Today this system, has put before each one of us, a great challenge with every step we take on the rungs of the ladders of knowledge, in order to cross the bridge from one corner of ignorance to the other corner of wisdom. This challenge, in Nido Qubein’s words is, “The greatest challenge is to be yourself in a world where everyone wants you to be somebody else.”

This system treats only the best as individuals. The others fall out into the world with depressing lack of recognition. This, our present education system, a gift of the British to us Indians, was in fact a plan to destroy the desire to know, in order to learn. Education soon became a stepping stone for achievements of the body, where the soul of man was left totally ignored. With the shift in focus of purpose, the obvious follow up was pride.
Ever wondered why today we have learned criminals? This is obviously because the purpose of their education was only earthly success.
“How much better to get wisdom than gold! And to get understanding is to be chosen rather than silver. The highway of the upright is to depart from evil; he who keeps his way preserves his soul. Pride goes before destruction, and a haughty spirit before a fall.” Proverbs 16: 16-18

The tree of life has on it, many branches of love, care, concern, responsibility, compassion, empathy, mercy, pity, tender heartedness, kindness and deep awareness; and yet we have on it thousands of parrots achieving expertise in rote learning and screaming a chorus of arrogant satisfaction.

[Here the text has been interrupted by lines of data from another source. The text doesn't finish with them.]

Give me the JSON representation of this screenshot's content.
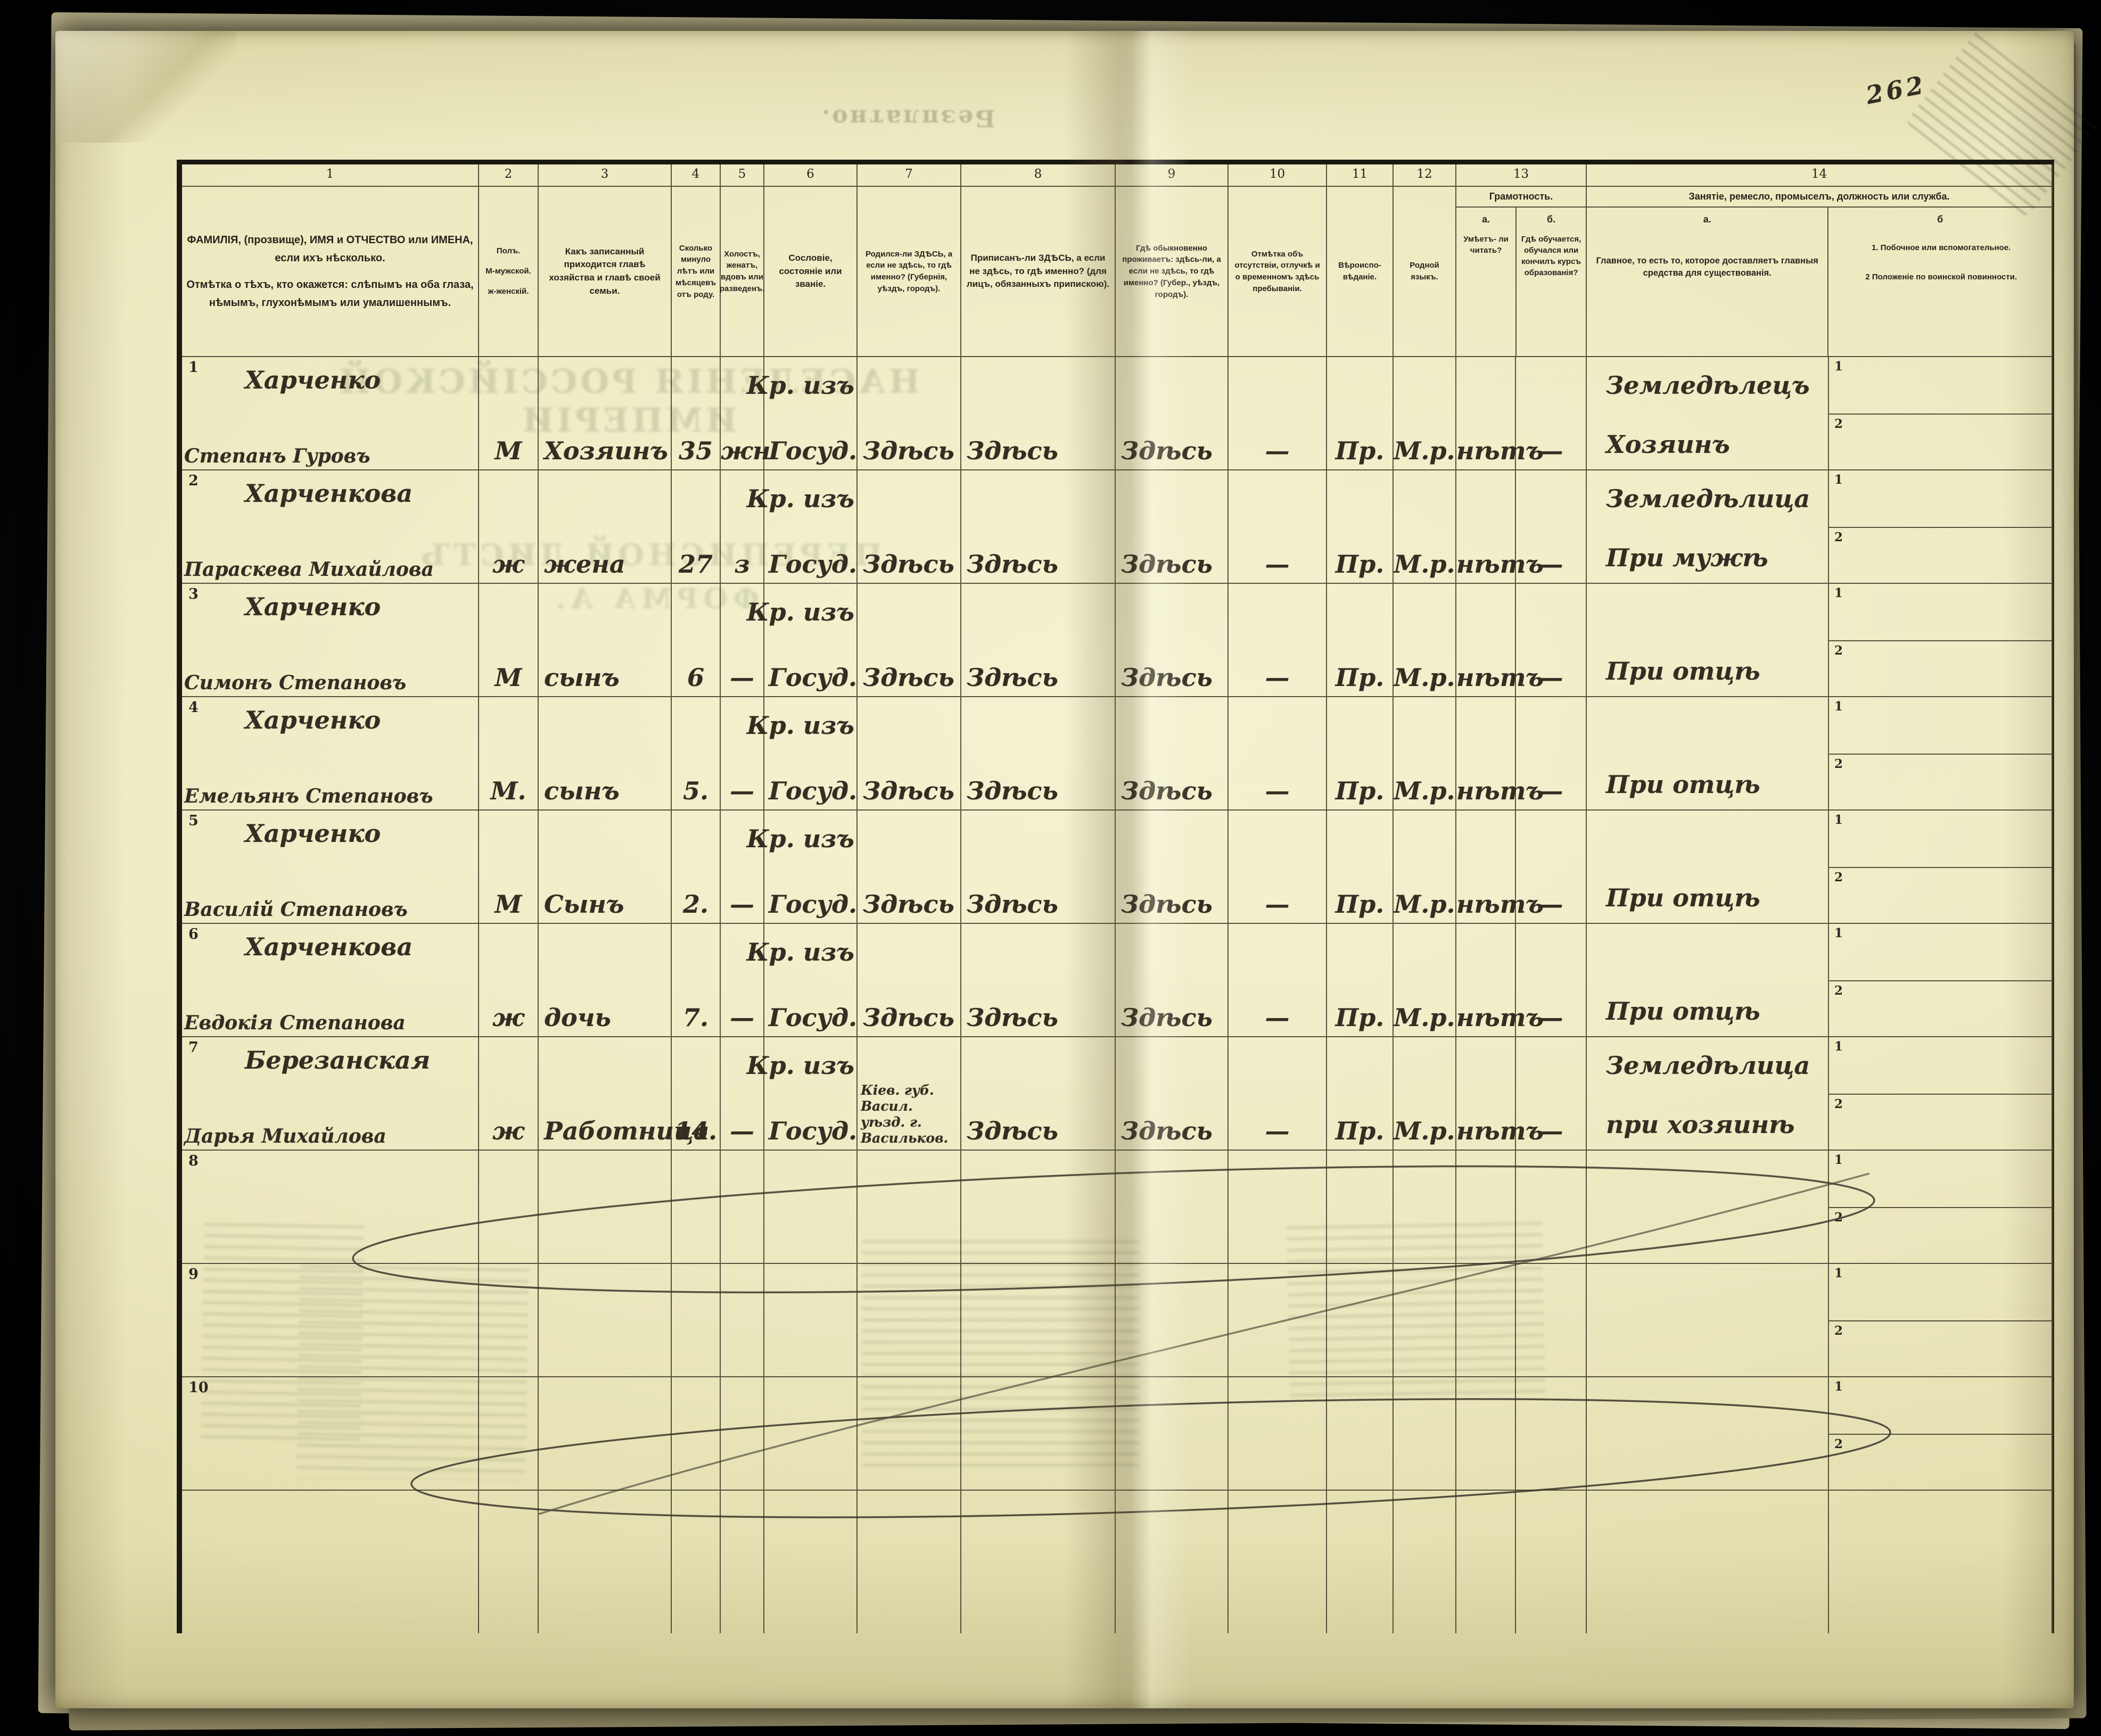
{
  "page": {
    "number": "262",
    "ghost_reverse_text": {
      "free_of_charge": "Безплатно.",
      "census_title_line": "НАСЕЛЕНІЯ РОССІЙСКОЙ ИМПЕРІИ",
      "census_sheet_line": "ПЕРЕПИСНОЙ ЛИСТЪ",
      "form_line": "ФОРМА А."
    }
  },
  "header": {
    "nums": [
      "1",
      "2",
      "3",
      "4",
      "5",
      "6",
      "7",
      "8",
      "9",
      "10",
      "11",
      "12",
      "13",
      "14"
    ],
    "c1a": "ФАМИЛІЯ, (прозвище), ИМЯ и ОТЧЕСТВО или ИМЕНА, если ихъ нѣсколько.",
    "c1b": "Отмѣтка о тѣхъ, кто окажется: слѣпымъ на оба глаза, нѣмымъ, глухонѣмымъ или умалишеннымъ.",
    "c2a": "Полъ.",
    "c2b": "М-мужской.",
    "c2c": "ж-женскій.",
    "c3": "Какъ записанный приходится главѣ хозяйства и главѣ своей семьи.",
    "c4": "Сколько минуло лѣтъ или мѣсяцевъ отъ роду.",
    "c5": "Холостъ, женатъ, вдовъ или разведенъ.",
    "c6": "Сословіе, состояніе или званіе.",
    "c7": "Родился-ли ЗДѢСЬ, а если не здѣсь, то гдѣ именно? (Губернія, уѣздъ, городъ).",
    "c8": "Приписанъ-ли ЗДѢСЬ, а если не здѣсь, то гдѣ именно? (для лицъ, обязанныхъ припискою).",
    "c9": "Гдѣ обыкновенно проживаетъ: здѣсь-ли, а если не здѣсь, то гдѣ именно? (Губер., уѣздъ, городъ).",
    "c10": "Отмѣтка объ отсутствіи, отлучкѣ и о временномъ здѣсь пребываніи.",
    "c11": "Вѣроиспо- вѣданіе.",
    "c12": "Родной языкъ.",
    "c13_title": "Грамотность.",
    "c13a_label": "а.",
    "c13a": "Умѣетъ- ли читать?",
    "c13b_label": "б.",
    "c13b": "Гдѣ обучается, обучался или кончилъ курсъ образованія?",
    "c14_title": "Занятіе, ремесло, промыселъ, должность или служба.",
    "c14a_label": "а.",
    "c14a": "Главное, то есть то, которое доставляетъ главныя средства для существованія.",
    "c14b_label": "б",
    "c14b_1": "1.  Побочное или вспомогательное.",
    "c14b_2": "2   Положеніе по воинской повинности."
  },
  "table": {
    "row_sub_labels": [
      "1",
      "2"
    ]
  },
  "rows": [
    {
      "num": "1",
      "surname": "Харченко",
      "name": "Степанъ Гуровъ",
      "sex": "М",
      "relation": "Хозяинъ",
      "age": "35",
      "marital": "жн",
      "estate1": "Кр. изъ",
      "estate2": "Госуд.",
      "born": "Здѣсь",
      "registered": "Здѣсь",
      "resides": "Здѣсь",
      "absence": "—",
      "religion": "Пр.",
      "language": "М.р.",
      "literate": "нѣтъ",
      "educated": "—",
      "occupation_main": "Земледѣлецъ",
      "occupation_note": "Хозяинъ"
    },
    {
      "num": "2",
      "surname": "Харченкова",
      "name": "Параскева Михайлова",
      "sex": "ж",
      "relation": "жена",
      "age": "27",
      "marital": "з",
      "estate1": "Кр. изъ",
      "estate2": "Госуд.",
      "born": "Здѣсь",
      "registered": "Здѣсь",
      "resides": "Здѣсь",
      "absence": "—",
      "religion": "Пр.",
      "language": "М.р.",
      "literate": "нѣтъ",
      "educated": "—",
      "occupation_main": "Земледѣлица",
      "occupation_note": "При мужѣ"
    },
    {
      "num": "3",
      "surname": "Харченко",
      "name": "Симонъ Степановъ",
      "sex": "М",
      "relation": "сынъ",
      "age": "6",
      "marital": "—",
      "estate1": "Кр. изъ",
      "estate2": "Госуд.",
      "born": "Здѣсь",
      "registered": "Здѣсь",
      "resides": "Здѣсь",
      "absence": "—",
      "religion": "Пр.",
      "language": "М.р.",
      "literate": "нѣтъ",
      "educated": "—",
      "occupation_main": "",
      "occupation_note": "При отцѣ"
    },
    {
      "num": "4",
      "surname": "Харченко",
      "name": "Емельянъ Степановъ",
      "sex": "М.",
      "relation": "сынъ",
      "age": "5.",
      "marital": "—",
      "estate1": "Кр. изъ",
      "estate2": "Госуд.",
      "born": "Здѣсь",
      "registered": "Здѣсь",
      "resides": "Здѣсь",
      "absence": "—",
      "religion": "Пр.",
      "language": "М.р.",
      "literate": "нѣтъ",
      "educated": "—",
      "occupation_main": "",
      "occupation_note": "При отцѣ"
    },
    {
      "num": "5",
      "surname": "Харченко",
      "name": "Василій Степановъ",
      "sex": "М",
      "relation": "Сынъ",
      "age": "2.",
      "marital": "—",
      "estate1": "Кр. изъ",
      "estate2": "Госуд.",
      "born": "Здѣсь",
      "registered": "Здѣсь",
      "resides": "Здѣсь",
      "absence": "—",
      "religion": "Пр.",
      "language": "М.р.",
      "literate": "нѣтъ",
      "educated": "—",
      "occupation_main": "",
      "occupation_note": "При отцѣ"
    },
    {
      "num": "6",
      "surname": "Харченкова",
      "name": "Евдокія Степанова",
      "sex": "ж",
      "relation": "дочь",
      "age": "7.",
      "marital": "—",
      "estate1": "Кр. изъ",
      "estate2": "Госуд.",
      "born": "Здѣсь",
      "registered": "Здѣсь",
      "resides": "Здѣсь",
      "absence": "—",
      "religion": "Пр.",
      "language": "М.р.",
      "literate": "нѣтъ",
      "educated": "—",
      "occupation_main": "",
      "occupation_note": "При отцѣ"
    },
    {
      "num": "7",
      "surname": "Березанская",
      "name": "Дарья Михайлова",
      "sex": "ж",
      "relation": "Работница",
      "age": "14.",
      "marital": "—",
      "estate1": "Кр. изъ",
      "estate2": "Госуд.",
      "born": "Кіев. губ. Васил. уѣзд. г. Васильков.",
      "registered": "Здѣсь",
      "resides": "Здѣсь",
      "absence": "—",
      "religion": "Пр.",
      "language": "М.р.",
      "literate": "нѣтъ",
      "educated": "—",
      "occupation_main": "Земледѣлица",
      "occupation_note": "при хозяинѣ"
    },
    {
      "num": "8",
      "surname": "",
      "name": "",
      "sex": "",
      "relation": "",
      "age": "",
      "marital": "",
      "estate1": "",
      "estate2": "",
      "born": "",
      "registered": "",
      "resides": "",
      "absence": "",
      "religion": "",
      "language": "",
      "literate": "",
      "educated": "",
      "occupation_main": "",
      "occupation_note": ""
    },
    {
      "num": "9",
      "surname": "",
      "name": "",
      "sex": "",
      "relation": "",
      "age": "",
      "marital": "",
      "estate1": "",
      "estate2": "",
      "born": "",
      "registered": "",
      "resides": "",
      "absence": "",
      "religion": "",
      "language": "",
      "literate": "",
      "educated": "",
      "occupation_main": "",
      "occupation_note": ""
    },
    {
      "num": "10",
      "surname": "",
      "name": "",
      "sex": "",
      "relation": "",
      "age": "",
      "marital": "",
      "estate1": "",
      "estate2": "",
      "born": "",
      "registered": "",
      "resides": "",
      "absence": "",
      "religion": "",
      "language": "",
      "literate": "",
      "educated": "",
      "occupation_main": "",
      "occupation_note": ""
    }
  ]
}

If only they were to humble themselves like Rahim, – (a great minister in King Akbar’s court!) who often went out donating to the poor, keeping his head and his eyes lowered to the ground. This queer behaviour of his, puzzled his friend enough to one fine day question him regarding this peculiar habit of his and Rahim’s answer, to date is quoted by many who understand their insignificance in the magnitude of the cosmos. “Denewala aur hai, beje woh din-rain. Log bharam hum par kare, neeche howat nain.” Which means, “I am not donating this wealth. The actual donor is the Supreme Lord Himself. But people falsely understand me to be the donor. So, in shame I bow down my eyes.”


All of us involved in the system of education today, whether as students, teachers, parents or ministers, need to ask ourselves a question. “Is our education helping us to grow tall like a tree, or is it helping us to sway in the breeze of success and yet stay firmly rooted in the ground like the grass?” Because, when a strong gale will blow, the humble grass will survive but the proud tree will fall down.